Assume that a borrower from Outgoing Lender finds new lender which offers the borrower a better deal, and assume that its loan agreement with Outgoing Lender is about to expire, or assume that the borrower may terminate without penalty during the term of the agreement.  The Incoming Lender will document the transaction and will, if they are on top of their game, pre-file their UCC-1, and order a post-filing search, which discloses their filing, and the filing by Outgoing Lender.  Obviously the Incoming Lender must get into a position that when it makes its initial advance to the borrower, it is in first position (i.e. the Outgoing Lender’s UCC-1 must be terminated).  The conventional way to accomplish this is with a “payoff letter,” “takeout letter,” or similar transactional device.

While the content of the payoff letter will vary, one provision is crucial, without which the Incoming Lender cannot close the transaction.  The Outgoing Lender must agree that upon receipt of $X, it will terminate its UCC filings against the borrower (an even better provision for the Incoming Lender would be the Outgoing Lender’s agreement that upon receipt of the payoff amount the Incoming Lender is authorized to terminate all the Outgoing Lender’s filings.  In this way the Incoming Lender does not have to follow up with the Outgoing Lender for the filings.)  With this provision, the Incoming Lender knows that once it pays the payoff amount to the Outgoing Lender, it will be in first position.

What happens if the Outgoing Lender simply refuses to sign a payoff letter?  Has it breached a duty to the borrower, or to the Incoming Lender?  The answer is clear – “No.”  It has no duty whatsoever to the Incoming Lender, and it has a vague duty to the borrower, which is found in UCC Section 9-210(b)[1].  That section requires that if the borrower requests “an accounting of the unpaid obligations”[2] the Outgoing Lender must respond in 14 days.  Although the statute is not clear, it seems to state that the obligation reporting in the accounting is 14 days old.  This would be completely useless to the Incoming Lender, and it could not close its transaction with the borrower.

What might an Incoming Lender do when faced with an uncooperative Outgoing Lender?  Not much.  It might try to determine what the unpaid obligations are, and pay that amount to the Outgoing Lender, but this presents a clearly unacceptable risk, since it would be making a payment for the account of the borrower without being assured that the borrower’s obligation is secured by a first lien.

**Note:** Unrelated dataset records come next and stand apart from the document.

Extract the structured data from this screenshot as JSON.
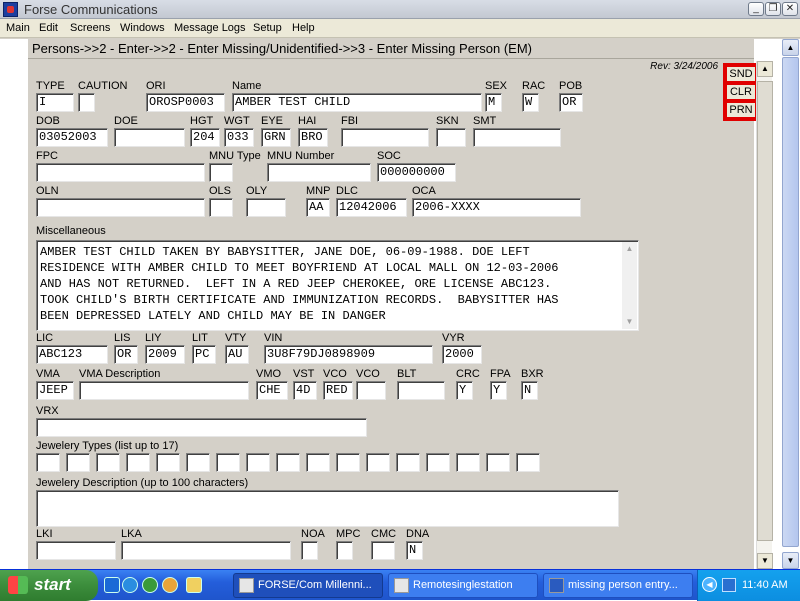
{
  "window": {
    "title": "Forse Communications",
    "controls": {
      "minimize": "_",
      "restore": "❐",
      "close": "✕"
    }
  },
  "menu": [
    "Main",
    "Edit",
    "Screens",
    "Windows",
    "Message Logs",
    "Setup",
    "Help"
  ],
  "breadcrumb": "Persons->>2 - Enter->>2 - Enter Missing/Unidentified->>3 - Enter Missing Person (EM)",
  "revision": "Rev: 3/24/2006",
  "side_buttons": {
    "send": "SND",
    "clear": "CLR",
    "print": "PRN"
  },
  "fields": {
    "type": {
      "label": "TYPE",
      "value": "I"
    },
    "caution": {
      "label": "CAUTION",
      "value": ""
    },
    "ori": {
      "label": "ORI",
      "value": "OROSP0003"
    },
    "name": {
      "label": "Name",
      "value": "AMBER TEST CHILD"
    },
    "sex": {
      "label": "SEX",
      "value": "M"
    },
    "rac": {
      "label": "RAC",
      "value": "W"
    },
    "pob": {
      "label": "POB",
      "value": "OR"
    },
    "dob": {
      "label": "DOB",
      "value": "03052003"
    },
    "doe": {
      "label": "DOE",
      "value": ""
    },
    "hgt": {
      "label": "HGT",
      "value": "204"
    },
    "wgt": {
      "label": "WGT",
      "value": "033"
    },
    "eye": {
      "label": "EYE",
      "value": "GRN"
    },
    "hai": {
      "label": "HAI",
      "value": "BRO"
    },
    "fbi": {
      "label": "FBI",
      "value": ""
    },
    "skn": {
      "label": "SKN",
      "value": ""
    },
    "smt": {
      "label": "SMT",
      "value": ""
    },
    "fpc": {
      "label": "FPC",
      "value": ""
    },
    "mnu_type": {
      "label": "MNU Type",
      "value": ""
    },
    "mnu_number": {
      "label": "MNU Number",
      "value": ""
    },
    "soc": {
      "label": "SOC",
      "value": "000000000"
    },
    "oln": {
      "label": "OLN",
      "value": ""
    },
    "ols": {
      "label": "OLS",
      "value": ""
    },
    "oly": {
      "label": "OLY",
      "value": ""
    },
    "mnp": {
      "label": "MNP",
      "value": "AA"
    },
    "dlc": {
      "label": "DLC",
      "value": "12042006"
    },
    "oca": {
      "label": "OCA",
      "value": "2006-XXXX"
    },
    "misc": {
      "label": "Miscellaneous",
      "lines": [
        "AMBER TEST CHILD TAKEN BY BABYSITTER, JANE DOE, 06-09-1988. DOE LEFT",
        "RESIDENCE WITH AMBER CHILD TO MEET BOYFRIEND AT LOCAL MALL ON 12-03-2006",
        "AND HAS NOT RETURNED.  LEFT IN A RED JEEP CHEROKEE, ORE LICENSE ABC123.",
        "TOOK CHILD'S BIRTH CERTIFICATE AND IMMUNIZATION RECORDS.  BABYSITTER HAS",
        "BEEN DEPRESSED LATELY AND CHILD MAY BE IN DANGER"
      ]
    },
    "lic": {
      "label": "LIC",
      "value": "ABC123"
    },
    "lis": {
      "label": "LIS",
      "value": "OR"
    },
    "liy": {
      "label": "LIY",
      "value": "2009"
    },
    "lit": {
      "label": "LIT",
      "value": "PC"
    },
    "vty": {
      "label": "VTY",
      "value": "AU"
    },
    "vin": {
      "label": "VIN",
      "value": "3U8F79DJ0898909"
    },
    "vyr": {
      "label": "VYR",
      "value": "2000"
    },
    "vma": {
      "label": "VMA",
      "value": "JEEP"
    },
    "vma_desc": {
      "label": "VMA Description",
      "value": ""
    },
    "vmo": {
      "label": "VMO",
      "value": "CHE"
    },
    "vst": {
      "label": "VST",
      "value": "4D"
    },
    "vco": {
      "label": "VCO",
      "value": "RED"
    },
    "vco2": {
      "label": "VCO",
      "value": ""
    },
    "blt": {
      "label": "BLT",
      "value": ""
    },
    "crc": {
      "label": "CRC",
      "value": "Y"
    },
    "fpa": {
      "label": "FPA",
      "value": "Y"
    },
    "bxr": {
      "label": "BXR",
      "value": "N"
    },
    "vrx": {
      "label": "VRX",
      "value": ""
    },
    "jewelry_types": {
      "label": "Jewelery Types (list up to 17)",
      "values": [
        "",
        "",
        "",
        "",
        "",
        "",
        "",
        "",
        "",
        "",
        "",
        "",
        "",
        "",
        "",
        "",
        ""
      ]
    },
    "jewelry_desc": {
      "label": "Jewelery Description (up to 100 characters)",
      "value": ""
    },
    "lki": {
      "label": "LKI",
      "value": ""
    },
    "lka": {
      "label": "LKA",
      "value": ""
    },
    "noa": {
      "label": "NOA",
      "value": ""
    },
    "mpc": {
      "label": "MPC",
      "value": ""
    },
    "cmc": {
      "label": "CMC",
      "value": ""
    },
    "dna": {
      "label": "DNA",
      "value": "N"
    }
  },
  "taskbar": {
    "start_label": "start",
    "tasks": [
      {
        "label": "FORSE/Com Millenni...",
        "active": true
      },
      {
        "label": "Remotesinglestation",
        "active": false
      },
      {
        "label": "missing person entry...",
        "active": false
      }
    ],
    "clock": "11:40 AM"
  },
  "colors": {
    "form_bg": "#d4d0c8",
    "highlight_border": "#e00000",
    "taskbar": "#245edb",
    "start": "#3c8d3c"
  }
}
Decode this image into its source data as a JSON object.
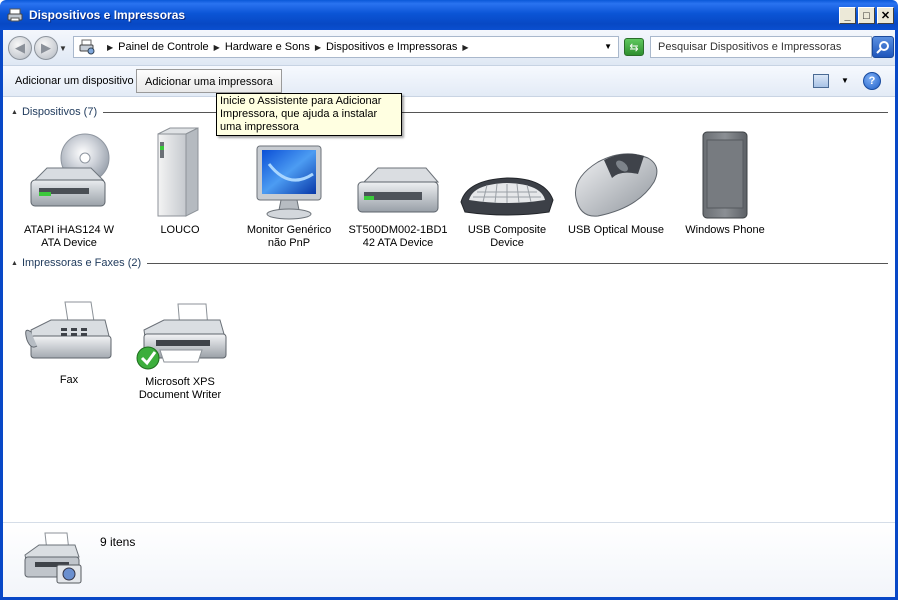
{
  "window": {
    "title": "Dispositivos e Impressoras",
    "minimize": "_",
    "maximize": "□",
    "close": "✕"
  },
  "address": {
    "crumbs": [
      "Painel de Controle",
      "Hardware e Sons",
      "Dispositivos e Impressoras"
    ],
    "search_placeholder": "Pesquisar Dispositivos e Impressoras"
  },
  "commands": {
    "add_device": "Adicionar um dispositivo",
    "add_printer": "Adicionar uma impressora",
    "help": "?"
  },
  "tooltip": "Inicie o Assistente para Adicionar Impressora, que ajuda a instalar uma impressora",
  "groups": {
    "devices_title": "Dispositivos (7)",
    "printers_title": "Impressoras e Faxes (2)"
  },
  "devices": [
    {
      "line1": "ATAPI iHAS124   W",
      "line2": "ATA Device",
      "icon": "optical-drive-icon"
    },
    {
      "line1": "LOUCO",
      "line2": "",
      "icon": "computer-tower-icon"
    },
    {
      "line1": "Monitor Genérico",
      "line2": "não PnP",
      "icon": "monitor-icon"
    },
    {
      "line1": "ST500DM002-1BD1",
      "line2": "42 ATA Device",
      "icon": "hard-drive-icon"
    },
    {
      "line1": "USB Composite",
      "line2": "Device",
      "icon": "keyboard-icon"
    },
    {
      "line1": "USB Optical Mouse",
      "line2": "",
      "icon": "mouse-icon"
    },
    {
      "line1": "Windows Phone",
      "line2": "",
      "icon": "phone-icon"
    }
  ],
  "printers": [
    {
      "line1": "Fax",
      "line2": "",
      "icon": "fax-icon"
    },
    {
      "line1": "Microsoft XPS",
      "line2": "Document Writer",
      "icon": "printer-icon",
      "default": true
    }
  ],
  "details": {
    "count": "9 itens"
  }
}
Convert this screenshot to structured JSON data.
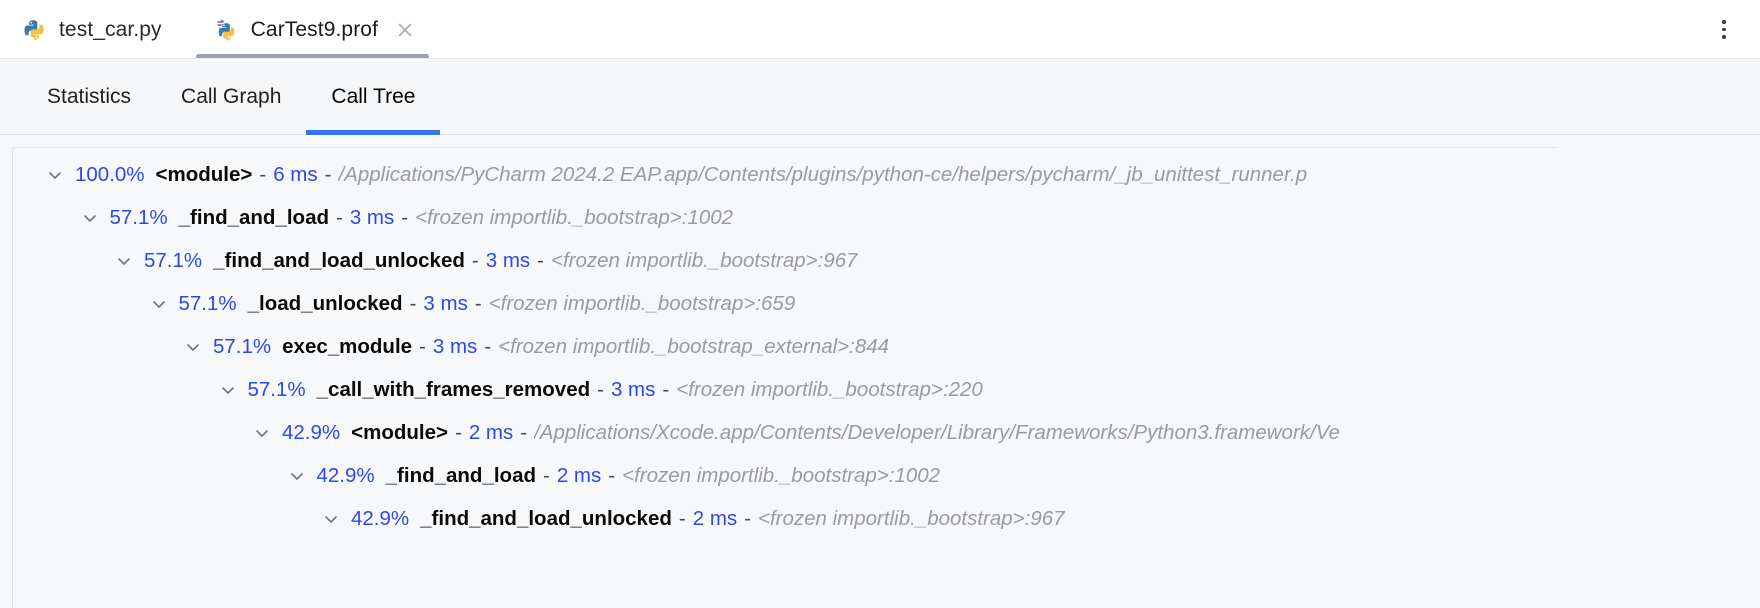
{
  "window": {
    "kebab_menu_label": "More options"
  },
  "editor_tabs": [
    {
      "label": "test_car.py",
      "icon": "python-file-icon",
      "active": false,
      "closable": false
    },
    {
      "label": "CarTest9.prof",
      "icon": "python-profiler-file-icon",
      "active": true,
      "closable": true,
      "close_icon": "close-icon"
    }
  ],
  "sub_tabs": [
    {
      "label": "Statistics",
      "active": false
    },
    {
      "label": "Call Graph",
      "active": false
    },
    {
      "label": "Call Tree",
      "active": true
    }
  ],
  "colors": {
    "accent_blue": "#3574f0",
    "value_blue": "#2f47e8",
    "location_gray": "#9a9ba0",
    "panel_bg": "#f7f8fa",
    "tab_active_bar": "#9aa0af"
  },
  "call_tree": {
    "separator": "-",
    "expander_icon": "chevron-down-icon",
    "rows": [
      {
        "depth": 0,
        "expanded": true,
        "percent": "100.0%",
        "function": "<module>",
        "time": "6 ms",
        "location": "/Applications/PyCharm 2024.2 EAP.app/Contents/plugins/python-ce/helpers/pycharm/_jb_unittest_runner.p"
      },
      {
        "depth": 1,
        "expanded": true,
        "percent": "57.1%",
        "function": "_find_and_load",
        "time": "3 ms",
        "location": "<frozen importlib._bootstrap>:1002"
      },
      {
        "depth": 2,
        "expanded": true,
        "percent": "57.1%",
        "function": "_find_and_load_unlocked",
        "time": "3 ms",
        "location": "<frozen importlib._bootstrap>:967"
      },
      {
        "depth": 3,
        "expanded": true,
        "percent": "57.1%",
        "function": "_load_unlocked",
        "time": "3 ms",
        "location": "<frozen importlib._bootstrap>:659"
      },
      {
        "depth": 4,
        "expanded": true,
        "percent": "57.1%",
        "function": "exec_module",
        "time": "3 ms",
        "location": "<frozen importlib._bootstrap_external>:844"
      },
      {
        "depth": 5,
        "expanded": true,
        "percent": "57.1%",
        "function": "_call_with_frames_removed",
        "time": "3 ms",
        "location": "<frozen importlib._bootstrap>:220"
      },
      {
        "depth": 6,
        "expanded": true,
        "percent": "42.9%",
        "function": "<module>",
        "time": "2 ms",
        "location": "/Applications/Xcode.app/Contents/Developer/Library/Frameworks/Python3.framework/Ve"
      },
      {
        "depth": 7,
        "expanded": true,
        "percent": "42.9%",
        "function": "_find_and_load",
        "time": "2 ms",
        "location": "<frozen importlib._bootstrap>:1002"
      },
      {
        "depth": 8,
        "expanded": true,
        "percent": "42.9%",
        "function": "_find_and_load_unlocked",
        "time": "2 ms",
        "location": "<frozen importlib._bootstrap>:967"
      }
    ]
  }
}
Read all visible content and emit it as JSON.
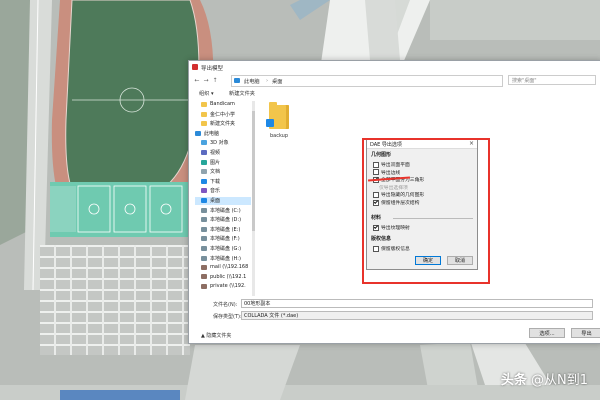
{
  "dialog": {
    "title": "导出模型",
    "breadcrumb": [
      "此电脑",
      "桌面"
    ],
    "search_placeholder": "搜索\"桌面\"",
    "toolbar": {
      "organize": "组织 ▾",
      "new_folder": "新建文件夹"
    },
    "sidebar": [
      {
        "label": "Bandicam",
        "icon": "folder"
      },
      {
        "label": "金仁中小学",
        "icon": "folder"
      },
      {
        "label": "新建文件夹",
        "icon": "folder"
      },
      {
        "label": "此电脑",
        "icon": "pc"
      },
      {
        "label": "3D 对象",
        "icon": "cube"
      },
      {
        "label": "视频",
        "icon": "video"
      },
      {
        "label": "图片",
        "icon": "picture"
      },
      {
        "label": "文档",
        "icon": "document"
      },
      {
        "label": "下载",
        "icon": "download"
      },
      {
        "label": "音乐",
        "icon": "music"
      },
      {
        "label": "桌面",
        "icon": "desktop",
        "selected": true
      },
      {
        "label": "本地磁盘 (C:)",
        "icon": "drive"
      },
      {
        "label": "本地磁盘 (D:)",
        "icon": "drive"
      },
      {
        "label": "本地磁盘 (E:)",
        "icon": "drive"
      },
      {
        "label": "本地磁盘 (F:)",
        "icon": "drive"
      },
      {
        "label": "本地磁盘 (G:)",
        "icon": "drive"
      },
      {
        "label": "本地磁盘 (H:)",
        "icon": "drive"
      },
      {
        "label": "mail (\\\\192.168",
        "icon": "network-drive"
      },
      {
        "label": "public (\\\\192.1",
        "icon": "network-drive"
      },
      {
        "label": "private (\\\\192.",
        "icon": "network-drive"
      }
    ],
    "files": [
      {
        "name": "backup",
        "icon": "folder-shortcut"
      }
    ],
    "filename_label": "文件名(N):",
    "filename_value": "00地形副本",
    "filetype_label": "保存类型(T):",
    "filetype_value": "COLLADA 文件 (*.dae)",
    "hide_folders": "▲ 隐藏文件夹",
    "options_button": "选项...",
    "export_button": "导出"
  },
  "options_dialog": {
    "title": "DAE 导出选项",
    "close": "×",
    "geometry_header": "几何图形",
    "geometry_options": [
      {
        "label": "导出双面平面",
        "checked": false,
        "disabled": false
      },
      {
        "label": "导出边线",
        "checked": false,
        "disabled": false
      },
      {
        "label": "全部平面分为三角形",
        "checked": true,
        "disabled": false
      },
      {
        "label": "仅导出选择项",
        "checked": false,
        "disabled": true
      },
      {
        "label": "导出隐藏的几何图形",
        "checked": false,
        "disabled": false
      },
      {
        "label": "保留组件层次结构",
        "checked": true,
        "disabled": false
      }
    ],
    "materials_header": "材料",
    "materials_options": [
      {
        "label": "导出纹理映射",
        "checked": true,
        "disabled": false
      }
    ],
    "credits_header": "版权信息",
    "credits_options": [
      {
        "label": "保留版权信息",
        "checked": false,
        "disabled": false
      }
    ],
    "ok_button": "确定",
    "cancel_button": "取消"
  },
  "watermark": {
    "prefix": "头条",
    "handle": "@从N到1"
  },
  "colors": {
    "highlight": "#e8332b",
    "selection": "#cce8ff",
    "accent": "#0078d7"
  }
}
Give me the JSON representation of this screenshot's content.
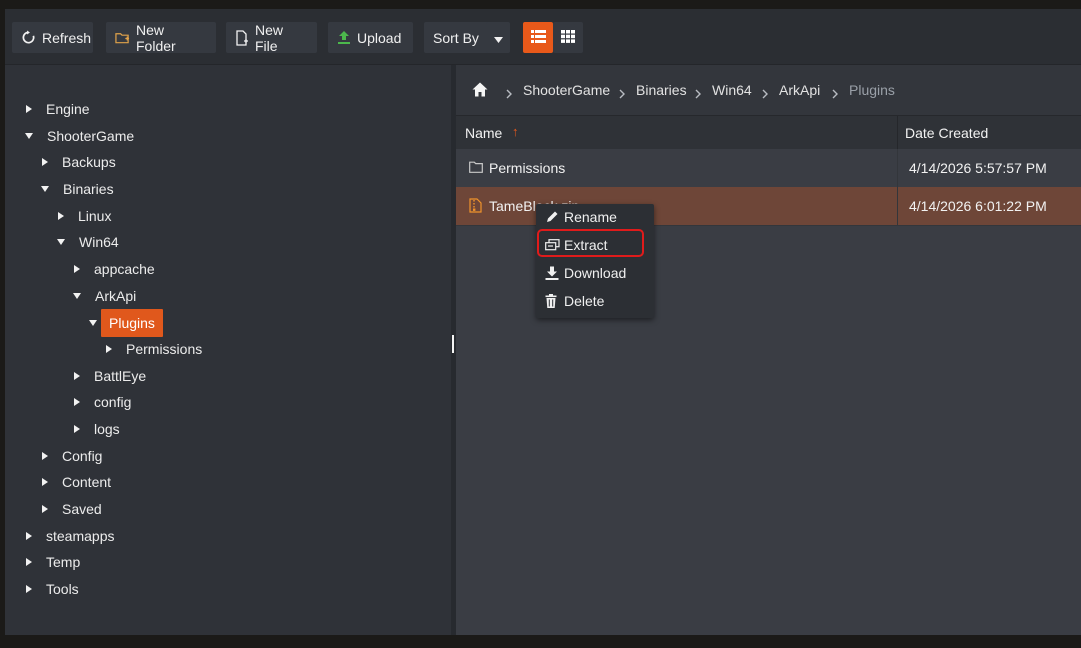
{
  "toolbar": {
    "refresh_label": "Refresh",
    "new_folder_label": "New Folder",
    "new_file_label": "New File",
    "upload_label": "Upload",
    "sort_by_label": "Sort By"
  },
  "tree": {
    "items": [
      {
        "label": "Engine",
        "expanded": false
      },
      {
        "label": "ShooterGame",
        "expanded": true
      },
      {
        "label": "Backups",
        "expanded": false
      },
      {
        "label": "Binaries",
        "expanded": true
      },
      {
        "label": "Linux",
        "expanded": false
      },
      {
        "label": "Win64",
        "expanded": true
      },
      {
        "label": "appcache",
        "expanded": false
      },
      {
        "label": "ArkApi",
        "expanded": true
      },
      {
        "label": "Plugins",
        "expanded": true,
        "selected": true
      },
      {
        "label": "Permissions",
        "expanded": false
      },
      {
        "label": "BattlEye",
        "expanded": false
      },
      {
        "label": "config",
        "expanded": false
      },
      {
        "label": "logs",
        "expanded": false
      },
      {
        "label": "Config",
        "expanded": false
      },
      {
        "label": "Content",
        "expanded": false
      },
      {
        "label": "Saved",
        "expanded": false
      },
      {
        "label": "steamapps",
        "expanded": false
      },
      {
        "label": "Temp",
        "expanded": false
      },
      {
        "label": "Tools",
        "expanded": false
      }
    ]
  },
  "breadcrumb": [
    "ShooterGame",
    "Binaries",
    "Win64",
    "ArkApi",
    "Plugins"
  ],
  "grid": {
    "col_name": "Name",
    "col_date": "Date Created",
    "sort_indicator": "↑",
    "rows": [
      {
        "name": "Permissions",
        "type": "folder",
        "date": "4/14/2026 5:57:57 PM"
      },
      {
        "name": "TameBlock.zip",
        "type": "zip",
        "date": "4/14/2026 6:01:22 PM"
      }
    ]
  },
  "context_menu": {
    "rename": "Rename",
    "extract": "Extract",
    "download": "Download",
    "delete": "Delete"
  },
  "colors": {
    "accent": "#e8591a",
    "selected_row": "#6e4638",
    "highlight_outline": "#e01b1b"
  }
}
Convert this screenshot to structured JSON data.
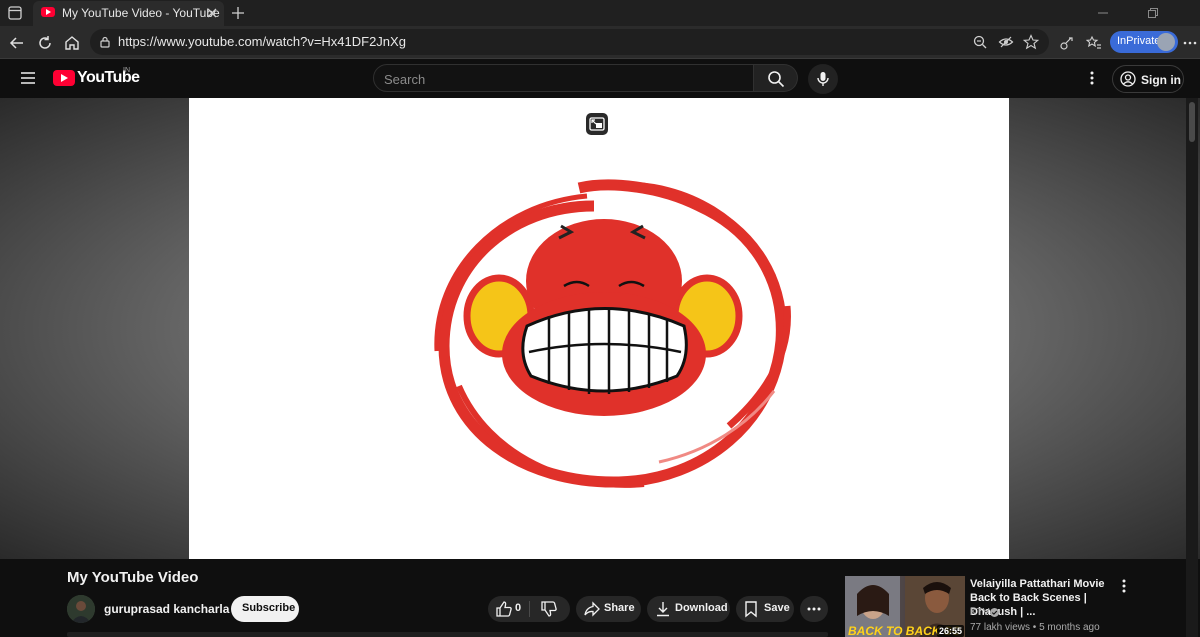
{
  "browser": {
    "tab_title": "My YouTube Video - YouTube",
    "url": "https://www.youtube.com/watch?v=Hx41DF2JnXg",
    "inprivate_label": "InPrivate"
  },
  "header": {
    "logo_text": "YouTube",
    "region": "IN",
    "search_placeholder": "Search",
    "signin_label": "Sign in"
  },
  "video": {
    "title": "My YouTube Video",
    "channel_name": "guruprasad kancharla",
    "subscribe_label": "Subscribe",
    "like_count": "0",
    "share_label": "Share",
    "download_label": "Download",
    "save_label": "Save"
  },
  "recommendation": {
    "title": "Velaiyilla Pattathari Movie Back to Back Scenes | Dhanush | ...",
    "channel": "KTV",
    "meta": "77 lakh views • 5 months ago",
    "duration": "26:55",
    "thumbnail_text": "BACK TO BACK SC"
  },
  "colors": {
    "youtube_red": "#ff0033",
    "inprivate_blue": "#3a6bd8",
    "background": "#0f0f0f"
  }
}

It might rely on a statement of account issues by the Outgoing Lender and send that amount to the Outgoing Lender, but that is equally risky, since if it is wrong, by even one penny, the Outgoing Lender will have no duty to terminate its filings and the Incoming Lender will be in second position.

The borrower might have a right to a current statement of account under its loan documents, but I have never seen such a provision.  The borrower might have a bad faith type of claim against the Outgoing Lender, but that would require a trial.

Many Outgoing Lenders, aware of their superior bargaining position, will in fact agree to sign a payoff letter, but only if it contains additional benefits to it, such as preference protection for claims arising after the borrower moves to the Incoming Lender, and other transactional goodies.[3]

I am amazed that all takeouts in fact occur, despite that the Outgoing Lender can simply prevent it.  The Golden Rule trumps the UCC every time.


Robert Zadek is Of Counsel with Buchalter Nemer. He can be reached at (415) 227-3585 or

[1] Note that a “buyer of accounts” (i.e. a factor) is excluded from this duty.

[2] UCC 9-210(a)(2)

[3] In my transactional templates, I have always had two forms of takeout letters, one if my client is the Outgoing Lender (which I would resist if I was representing the Incoming Lender) and once if my client is the Incoming Lender.